“I have found it at last, she said, standing between Lavretsky and Lisa; “I had laid it down myself. That’s what age does for one, alack—though youth’s not much better.”
“Well, and are you going to Lavriky yourself with your wife?” she added, turning to Lavretsky.
“To Lavriky with her? I don’t know,” he said, after a moment’s hesitation.
“You are not going down-stairs.”
“To-day,—no, I’m not.”
“Well, well, you know best; but you, Lisa, I think, ought to go down. Ah, merciful powers, I have forgotten to feed my bullfinch. There, stop a minute, I’ll soon—” And Marfa Timofyevna ran off without putting on her cap.
Lavretsky walked quickly up to Lisa.
“Lisa,” he began in a voice of entreaty, “we are parting for ever, my heart is torn,—give me your hand at parting.”
Lisa raised her head, her wearied eyes, their light almost extinct, rested upon him . . . . “No,” she uttered, and she drew back the hand she was holding out. “No, Lavretsky (it was the first time she had used this name), I will not give you my hand. What is the good? Go away, I beseech you. You know I love you . . . yes, I love you,” she added with an effort; “but no . . . no.”
She pressed her handkerchief to her lips.
“Give me, at least, that handkerchief.”
The door creaked . . . the handkerchief slid on to Lisa’s lap.
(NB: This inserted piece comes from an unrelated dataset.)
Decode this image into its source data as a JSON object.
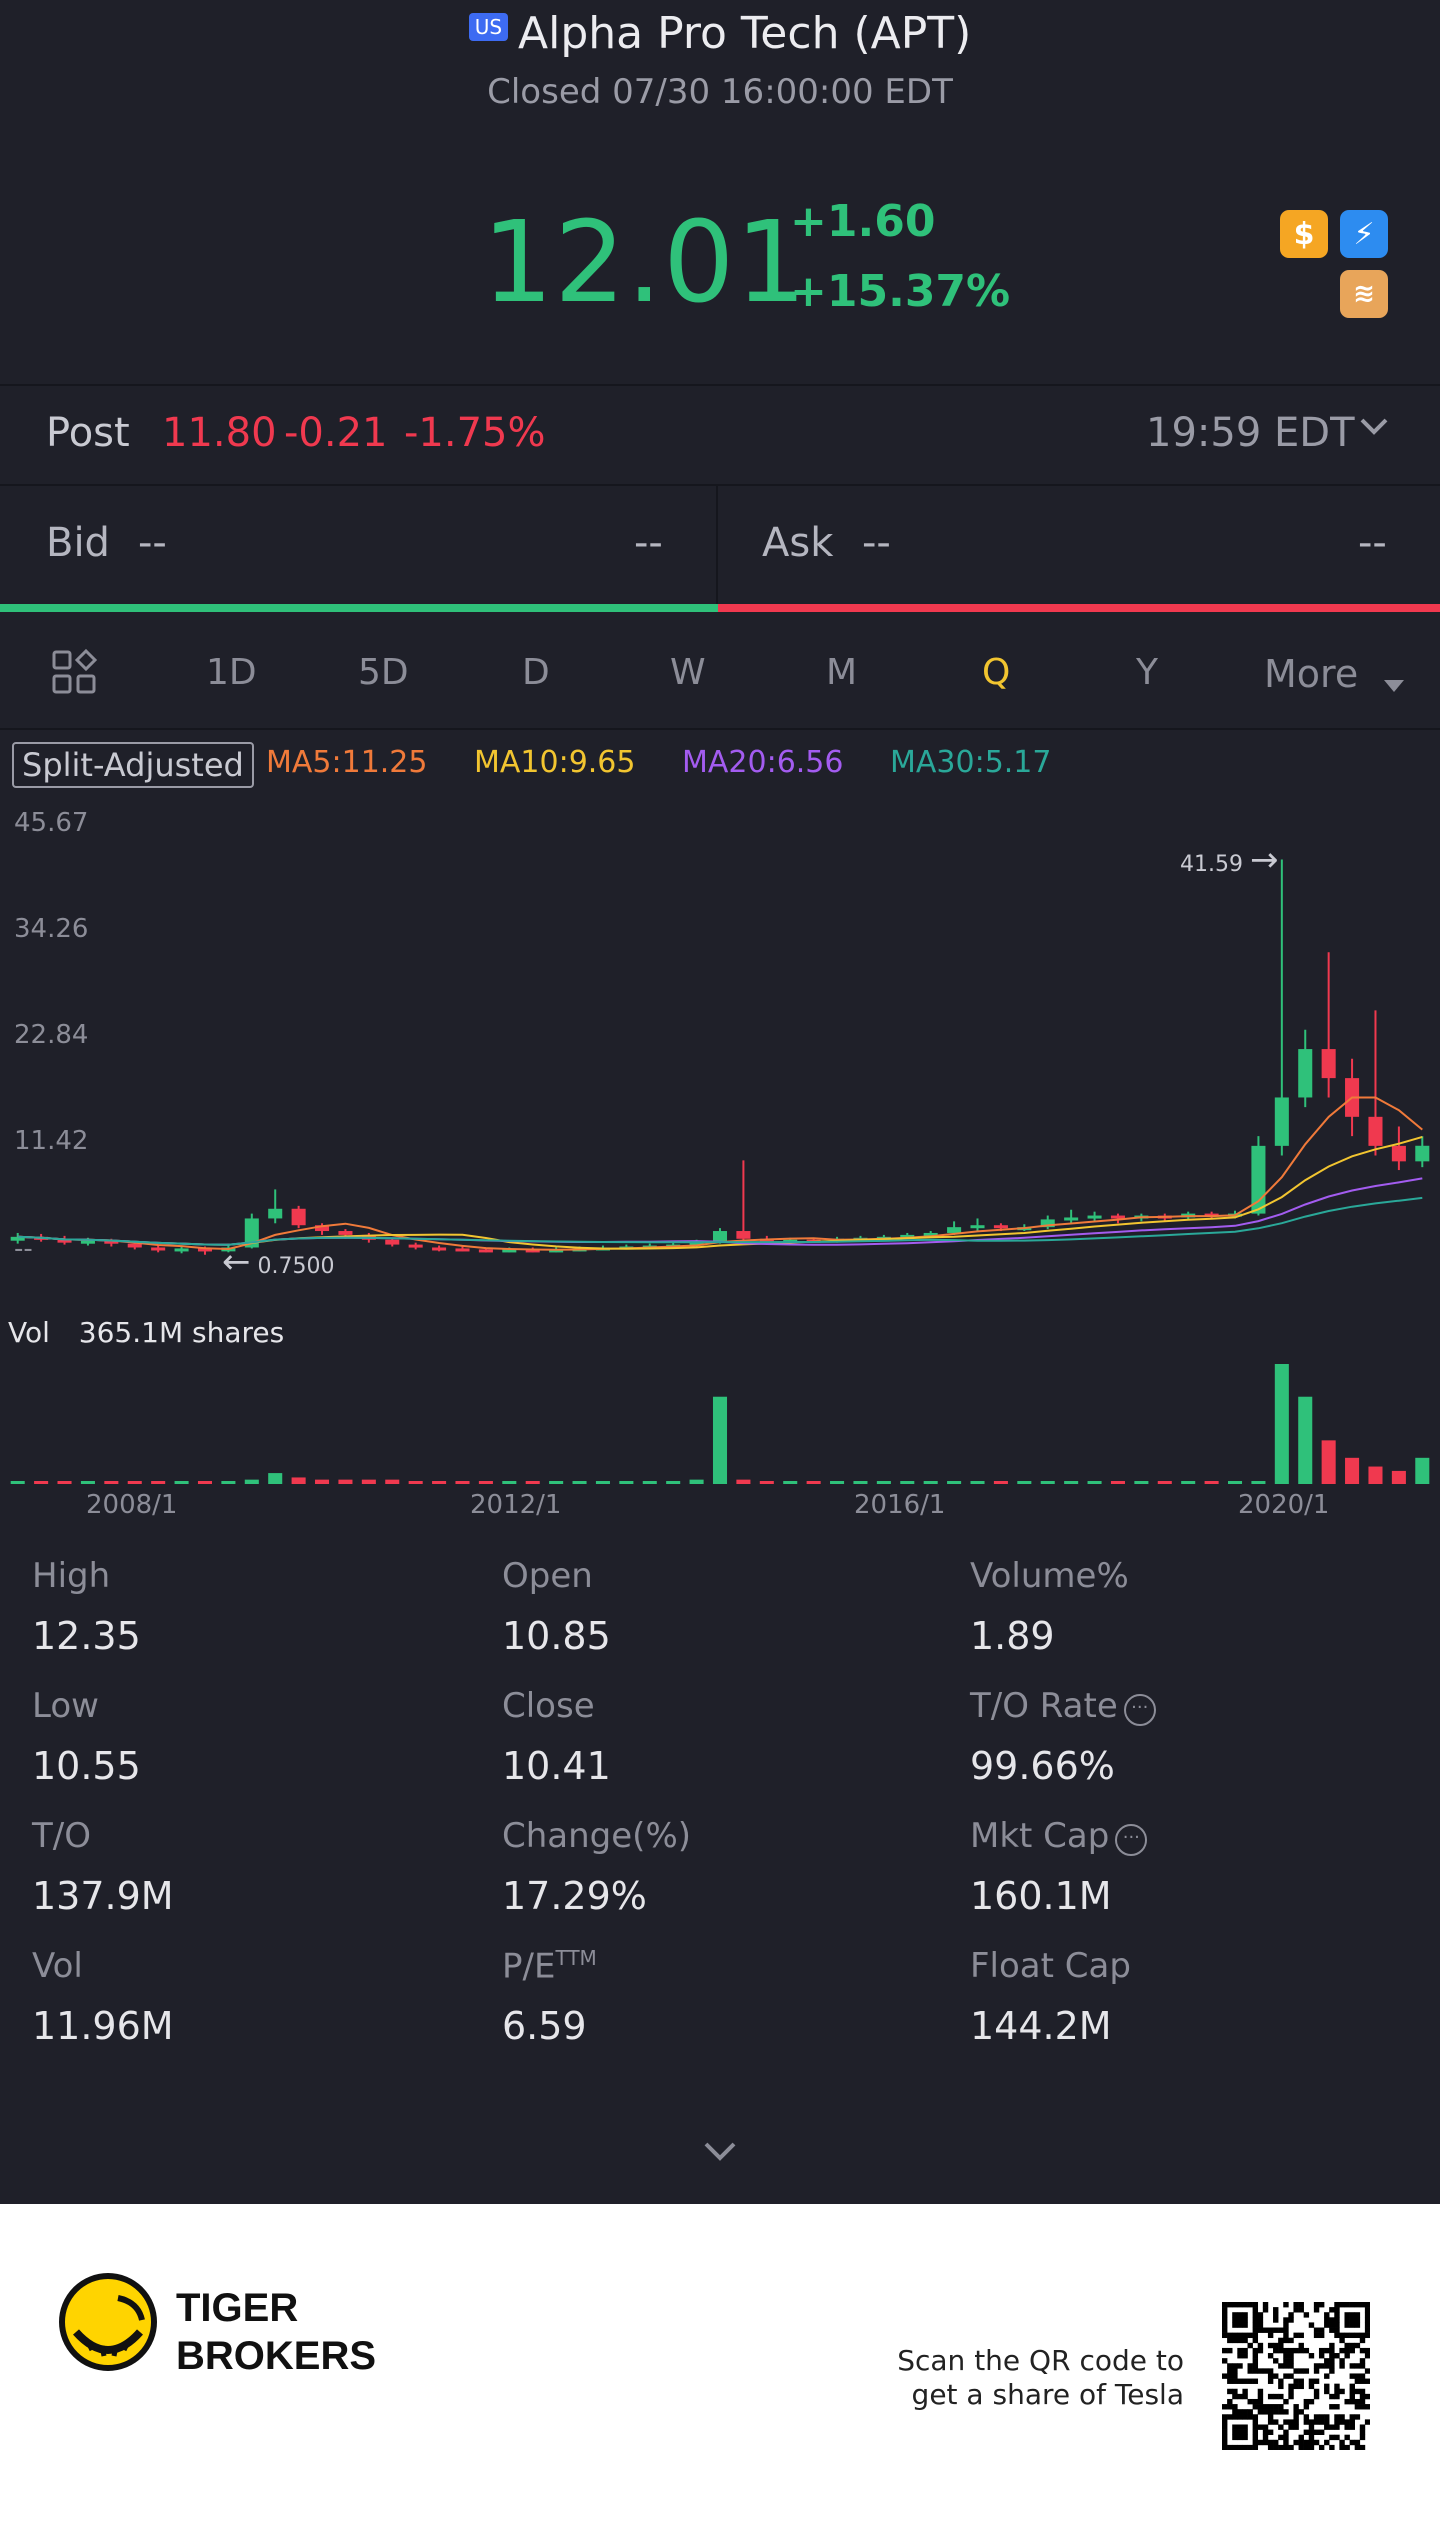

Lavretsky snatched it before it had time to fall to the floor, thrust it quickly into a side pocket, and turning round met Marfa Timofyevna’s eyes.
“Lisa, darling, I fancy your mother is calling you,” the old lady declared.
Lisa at once got up and went away.
Marfa Timofyevna sat down again in her corner. Lavretsky began to take leave of her.
“Fedor,” she said suddenly.
“What is it?”
“Are you an honest man?”
“What?”
“I ask you, are you an honest man?”
“I hope so.”
“H’m. But give me your word of honour that you will be an honest man.”
“Certainly. But why?”
“I know why. And you too, my dear friend, if you think well, you’re no fool—will understand why I ask it of you. And now, good-bye, my dear. Thanks for your visit; and remember you have given your word, Fedya, and kiss me. Oh, my dear, it’s hard for you, I know; but there, it’s not easy for any one. Once I used to envy the flies; I thought it’s for them it’s good to be alive but one night I heard a fly complaining in a spider’s web—no, I think, they too have their troubles. There’s no help, Fedya; but remember your promise all the same. Good-bye.”
Lavretsky went down the back staircase, and had reached the gates when a man-servant overtook him.
“Marya Dmitrievna told me to ask you to go in to her,” he commenced to Lavretsky.
“Tell her, my boy, that just now I can’t—” Fedor Ivanitch was beginning.